世界で唯一、超高耐磁性能を有するトゥールビヨン
近年のオメガは、ほぼすべての腕時計の「マスター クロノメーター」化を推進している。これは、オメガとスイス連邦軽量・認定局(METAS)によって定められた、新たな時計の品質検査規格である。多くのスイスウオッチがスイスのクロノメーター協会の認定を受けているCOSCの基準をベースとし、さらに耐久性などの新規項目が追加された内容となっている。驚くのは耐磁性能で、15000ガウスの磁場にも耐える性能を備える必要があるという。これは、MRI検査機械に通しても時刻表示の正確性を維持できるレベル。構造と素材を進化させることで、オメガはこれを実現したのである。
そして、すでに多くのシリーズで「マスター クロノメーター」の取得を済ませたオメガが、ついに着手したのが「センタートゥールビヨン」というわけだ。
トゥールビヨンとは、1873年に天才時計師のアブラアン-ルイ・ブレゲが1801年6月21日に特許を取得した時計界の複雑機構の代名詞。この機構は、時計の精度を司る調速・脱進機をケージと呼ばれるパーツ内に収め、そのケージごと一定の周期で回転させることにより、ヒゲゼンマイやテン輪などにかかる重力の負荷を分散させて精度を安定化させる役割を持つ。そして、トゥールビヨンを製造できることは、それ自体が自社の優れた技術力を誇示することにもつながる。
オメガは1947年にトゥールビヨンを開発し、その50年後にセンタートゥールビヨンを完成させている。トゥールビヨンは装置自体にある程度の専用スペースが必要なため、多くの時計ブランドは3時、6時、9時など中心以外の場所に設置することが多い。こうしなければ、肝心の時分針の置き場所がなくなるか、ダイアルをオフセットするしかないからだ。この問題を見事に解決したのがオメガで、センタートゥールビヨンの周囲に針型の突起を持つ2層の回転リングを設置し、それを時分針としたのである。もちろん、輪列構造は複雑になるが、それを感じさせない機能美溢れるデザインもまた、オメガのセンタートゥールビヨンの魅力でもあった。

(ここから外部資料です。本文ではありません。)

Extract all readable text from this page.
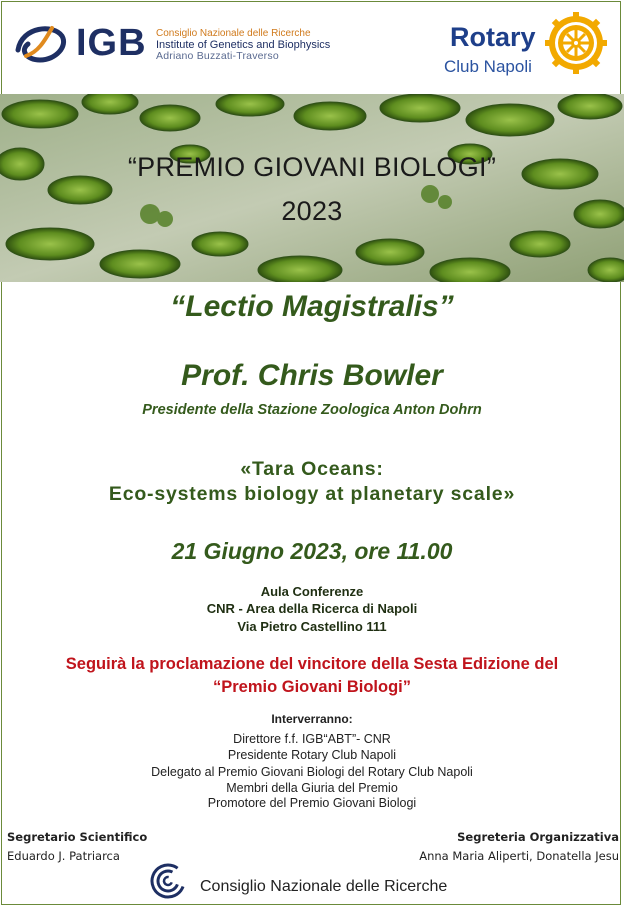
IGB Consiglio Nazionale delle Ricerche
Institute of Genetics and Biophysics
Adriano Buzzati-Traverso
Rotary
Club Napoli
“PREMIO GIOVANI BIOLOGI”
2023
“Lectio Magistralis”
Prof. Chris Bowler
Presidente della Stazione Zoologica Anton Dohrn
«Tara Oceans:
Eco-systems biology at planetary scale»
21 Giugno 2023, ore 11.00
Aula Conferenze
CNR - Area della Ricerca di Napoli
Via Pietro Castellino 111
Seguirà la proclamazione del vincitore della Sesta Edizione del
“Premio Giovani Biologi”
Interverranno:
Direttore f.f. IGB“ABT”- CNR
Presidente Rotary Club Napoli
Delegato al Premio Giovani Biologi del Rotary Club Napoli
Membri della Giuria del Premio
Promotore del Premio Giovani Biologi
Segretario Scientifico
Eduardo J. Patriarca
Segreteria Organizzativa
Anna Maria Aliperti, Donatella Jesu
Consiglio Nazionale delle Ricerche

2020年にバージョンアップした最新型では、マスター クロノメーター認定を受けただけでなく、外装素材でもオメガ独自の技術力がいかんなく発揮されている。ケース本体とバックル、リューズのロゴにホワイトゴールドの合金で透き通る白さと眩い輝きを持ち、経年変化耐性にも優れた18Kカノープス™ゴールドを使用。これに組み合わさる18Kセドナ™ゴールド製のラグ、ベゼル、ケースバックの燃えるような色味が見事に調和し、最高峰に相応しいデザインを構築している。
ムーブメントのメインプレートやブリッジ、文字盤も18Kセドナ™ゴールド製の豪華仕様だ。文字盤はブラックPVD加工を施すことで奥深いブラックを表現。その中央に座するトゥールビヨン ケージもチタンを硬化皮膜処理して黒く仕上げられている。
新作「デ・ヴィル トゥールビヨン ナンバード エディション」は、オメガのアトリエ トゥールビヨンにて、少数精鋭のウオッチメーカーが1点ずつ手作業で製造するため、生産ペースは約1か月で1本。ビッグブランドらしからぬ時間のかけ方は、一方でこの時計の特別さを何よりも雄弁に物語っている。
誰もが知っているブランドの、誰もが所有できない特別モデル。2076万8000円と価格も最高峰だが、これほど耐久性に優れたコンプリケーションウオッチは他にない。まさしく時計蒐集家の“上がり時計”に相応しい一本といえよう。